Now comes the tricky part. To do image completion, we need to propagate some kind of signal to the leafs that we occlude. Probabilistically, we exclude the variables corresponding to the occluded pixels from the evidence $\mathbf E$.

In the seminal work by [Poon and Domingos (2011)](https://arxiv.org/abs/1202.3732), in which Sum-Product Networks were proposed as a new type of deep probabilistic models, the image completion was accomplished by backpropagating the **gradients** and using the these to obtain the 'posterior marginal' of the missing variables.

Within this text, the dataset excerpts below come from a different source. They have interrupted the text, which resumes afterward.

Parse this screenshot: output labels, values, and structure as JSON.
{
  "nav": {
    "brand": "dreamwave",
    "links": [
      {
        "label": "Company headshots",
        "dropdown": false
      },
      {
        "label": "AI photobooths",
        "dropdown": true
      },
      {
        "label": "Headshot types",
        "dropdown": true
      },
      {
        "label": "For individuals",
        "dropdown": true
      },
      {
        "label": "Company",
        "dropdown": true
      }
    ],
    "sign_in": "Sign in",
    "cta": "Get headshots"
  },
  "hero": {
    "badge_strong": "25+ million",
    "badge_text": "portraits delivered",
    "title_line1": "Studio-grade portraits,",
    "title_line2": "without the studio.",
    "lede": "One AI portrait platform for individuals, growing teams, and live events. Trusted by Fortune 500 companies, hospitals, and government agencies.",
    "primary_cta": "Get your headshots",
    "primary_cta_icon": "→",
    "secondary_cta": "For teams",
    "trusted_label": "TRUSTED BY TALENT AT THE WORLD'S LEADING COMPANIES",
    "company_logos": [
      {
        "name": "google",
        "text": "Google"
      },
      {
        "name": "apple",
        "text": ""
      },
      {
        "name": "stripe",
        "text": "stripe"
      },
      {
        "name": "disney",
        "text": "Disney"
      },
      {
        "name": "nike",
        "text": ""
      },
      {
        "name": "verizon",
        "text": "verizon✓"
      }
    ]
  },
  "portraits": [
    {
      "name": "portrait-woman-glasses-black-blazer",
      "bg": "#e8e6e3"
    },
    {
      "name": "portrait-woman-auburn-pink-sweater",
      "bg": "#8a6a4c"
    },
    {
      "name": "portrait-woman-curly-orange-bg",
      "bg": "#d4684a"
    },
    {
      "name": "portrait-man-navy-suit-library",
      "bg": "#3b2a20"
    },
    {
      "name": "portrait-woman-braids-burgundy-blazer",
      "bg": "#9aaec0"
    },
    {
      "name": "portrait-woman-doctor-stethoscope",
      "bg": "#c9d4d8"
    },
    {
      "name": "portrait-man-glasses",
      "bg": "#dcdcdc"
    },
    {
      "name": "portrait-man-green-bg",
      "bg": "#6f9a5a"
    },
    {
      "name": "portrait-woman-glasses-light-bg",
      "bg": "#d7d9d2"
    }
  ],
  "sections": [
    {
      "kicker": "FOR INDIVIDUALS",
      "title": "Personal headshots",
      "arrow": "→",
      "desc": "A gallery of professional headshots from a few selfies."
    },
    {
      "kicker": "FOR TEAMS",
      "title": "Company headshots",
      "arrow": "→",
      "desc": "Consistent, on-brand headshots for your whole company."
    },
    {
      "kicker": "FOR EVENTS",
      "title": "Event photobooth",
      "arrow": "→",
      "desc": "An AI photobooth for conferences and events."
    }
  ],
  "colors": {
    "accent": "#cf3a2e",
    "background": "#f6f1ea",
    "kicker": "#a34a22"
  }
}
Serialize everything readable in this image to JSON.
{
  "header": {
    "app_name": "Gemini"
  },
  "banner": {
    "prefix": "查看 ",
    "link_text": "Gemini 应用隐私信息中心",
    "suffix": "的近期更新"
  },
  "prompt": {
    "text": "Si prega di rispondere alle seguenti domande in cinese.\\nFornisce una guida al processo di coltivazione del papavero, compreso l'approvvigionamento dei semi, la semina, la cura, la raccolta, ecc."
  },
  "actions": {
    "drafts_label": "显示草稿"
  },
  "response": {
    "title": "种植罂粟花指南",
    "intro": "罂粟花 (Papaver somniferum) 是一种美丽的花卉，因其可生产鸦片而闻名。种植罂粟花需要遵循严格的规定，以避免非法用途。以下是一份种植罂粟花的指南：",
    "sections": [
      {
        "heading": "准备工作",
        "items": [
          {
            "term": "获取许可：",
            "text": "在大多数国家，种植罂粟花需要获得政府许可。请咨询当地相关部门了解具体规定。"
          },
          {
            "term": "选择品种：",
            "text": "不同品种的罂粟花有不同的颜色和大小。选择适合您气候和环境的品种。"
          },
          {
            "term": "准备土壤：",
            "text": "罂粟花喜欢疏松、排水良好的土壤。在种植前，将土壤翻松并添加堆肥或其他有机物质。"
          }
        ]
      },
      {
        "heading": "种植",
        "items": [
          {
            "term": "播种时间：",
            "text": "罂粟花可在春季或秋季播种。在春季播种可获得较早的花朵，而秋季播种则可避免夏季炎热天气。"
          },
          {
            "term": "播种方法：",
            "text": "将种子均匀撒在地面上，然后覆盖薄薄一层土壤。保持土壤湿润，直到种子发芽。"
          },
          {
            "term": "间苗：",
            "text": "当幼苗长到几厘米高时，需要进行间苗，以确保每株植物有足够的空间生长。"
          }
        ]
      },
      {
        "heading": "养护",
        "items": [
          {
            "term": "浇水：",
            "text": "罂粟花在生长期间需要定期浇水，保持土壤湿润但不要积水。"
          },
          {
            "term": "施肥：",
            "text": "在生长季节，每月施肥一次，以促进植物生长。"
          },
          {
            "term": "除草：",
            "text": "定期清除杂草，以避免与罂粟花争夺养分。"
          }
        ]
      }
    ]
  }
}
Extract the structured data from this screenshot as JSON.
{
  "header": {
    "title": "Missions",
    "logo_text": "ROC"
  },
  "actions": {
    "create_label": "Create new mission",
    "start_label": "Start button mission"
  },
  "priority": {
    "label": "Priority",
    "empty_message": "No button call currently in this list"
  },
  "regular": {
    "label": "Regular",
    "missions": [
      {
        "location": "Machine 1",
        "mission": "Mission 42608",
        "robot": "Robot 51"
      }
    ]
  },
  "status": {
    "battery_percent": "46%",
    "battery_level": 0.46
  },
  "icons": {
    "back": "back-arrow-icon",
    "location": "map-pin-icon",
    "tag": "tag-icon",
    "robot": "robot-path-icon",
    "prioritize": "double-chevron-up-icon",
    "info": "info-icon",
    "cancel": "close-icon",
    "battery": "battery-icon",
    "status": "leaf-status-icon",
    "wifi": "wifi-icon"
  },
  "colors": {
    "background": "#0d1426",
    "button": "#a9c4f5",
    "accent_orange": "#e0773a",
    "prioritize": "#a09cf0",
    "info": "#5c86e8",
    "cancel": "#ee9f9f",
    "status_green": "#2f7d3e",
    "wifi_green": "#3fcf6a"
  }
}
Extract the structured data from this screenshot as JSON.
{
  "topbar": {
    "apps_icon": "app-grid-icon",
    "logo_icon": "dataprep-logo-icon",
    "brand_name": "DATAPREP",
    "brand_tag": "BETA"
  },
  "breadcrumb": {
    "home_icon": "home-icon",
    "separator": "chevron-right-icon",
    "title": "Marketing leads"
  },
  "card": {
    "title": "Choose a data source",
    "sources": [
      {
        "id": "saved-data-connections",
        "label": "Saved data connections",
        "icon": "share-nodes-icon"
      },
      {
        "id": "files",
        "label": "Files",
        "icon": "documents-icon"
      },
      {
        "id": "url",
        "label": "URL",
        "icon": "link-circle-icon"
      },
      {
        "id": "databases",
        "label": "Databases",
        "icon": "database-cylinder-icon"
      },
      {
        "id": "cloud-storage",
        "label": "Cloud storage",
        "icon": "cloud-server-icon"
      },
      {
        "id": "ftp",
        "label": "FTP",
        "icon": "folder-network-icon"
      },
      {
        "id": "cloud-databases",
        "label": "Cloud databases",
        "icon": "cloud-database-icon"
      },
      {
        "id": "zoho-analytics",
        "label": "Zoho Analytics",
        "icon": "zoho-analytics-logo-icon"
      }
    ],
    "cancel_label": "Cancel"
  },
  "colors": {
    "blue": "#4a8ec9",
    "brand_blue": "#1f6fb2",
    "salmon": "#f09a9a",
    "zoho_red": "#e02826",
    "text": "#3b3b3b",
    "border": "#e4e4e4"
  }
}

The paper itself, however, does not mention this explicitly. Only after we inspect the code from the paper that comes with it we find:
```java
// compute marginal by differentiation; see Darwiche-03 for details 
public void cmpMAPBottomHalfMarginal(Instance inst) {
  setInputOccludeBottomHalf(inst);
  eval();		
  cmpDerivative();
      
  for (int i=0; i<Parameter.inputDim1_/2; i++) {
    for (int j=0; j<Parameter.inputDim2_; j++) 
      MyMPI.buf_int_[MyMPI.buf_idx_++]=Utils.getIntVal(inst, inst.vals_[i][j]);
  }
  for (int i=Parameter.inputDim1_/2; i<Parameter.inputDim1_; i++) {
    for (int j=0; j<Parameter.inputDim2_; j++) {
      int ri=Region.getRegionId(i, i+1, j, j+1);
      Region r=Region.getRegion(ri);
      double p=cmpMarginal(r);
      MyMPI.buf_int_[MyMPI.buf_idx_++]=Utils.getIntVal(inst,p);//(int)(p*255);
    }
  }
}
```
Note the commpent on top! [The paper by Darwiche (2003)](http://reasoning.cs.ucla.edu/fetch.php?id=22&type=pdf) indeed mentions a way of determining the _posterior marginal_ of any variable when the network computes a _network polynomial_. SPNs happen to compute a network polynomial, so we can indeed use gradients to compute posterior marginals!

From the paper, we have:

_For every variable $X$ and evidence $\mathbf e \notin \mathbf E$_:
$$
P(x_i \mid \mathbf e) = \frac{1}{\text{Root}(\mathbf e)} \frac{\partial \text{Root}}{\partial \text{Leaf}_{x_i}}(\mathbf e)
$$

Note that in the last equation we are using lower case variable with an index: $x_i$. The index corresponds to the _component_ on top of the variable. In other words, $P(x_i \mid \mathbf e)$ is the posterior marginal of the $i$-th component attached to variable $X$. The variable $X$ is excluded from the evidence $\mathbf E$. Lower case $\mathbf e$ is the actual assignment of pixel values in the part of the image that is _included_ (not occluded). Note that $P(x_i \mid \mathbf e)$ is **not** the output probability of the leaf. Rather, it is the probability that the pixel value at $X$ was _generated_ by the component at $x_i$.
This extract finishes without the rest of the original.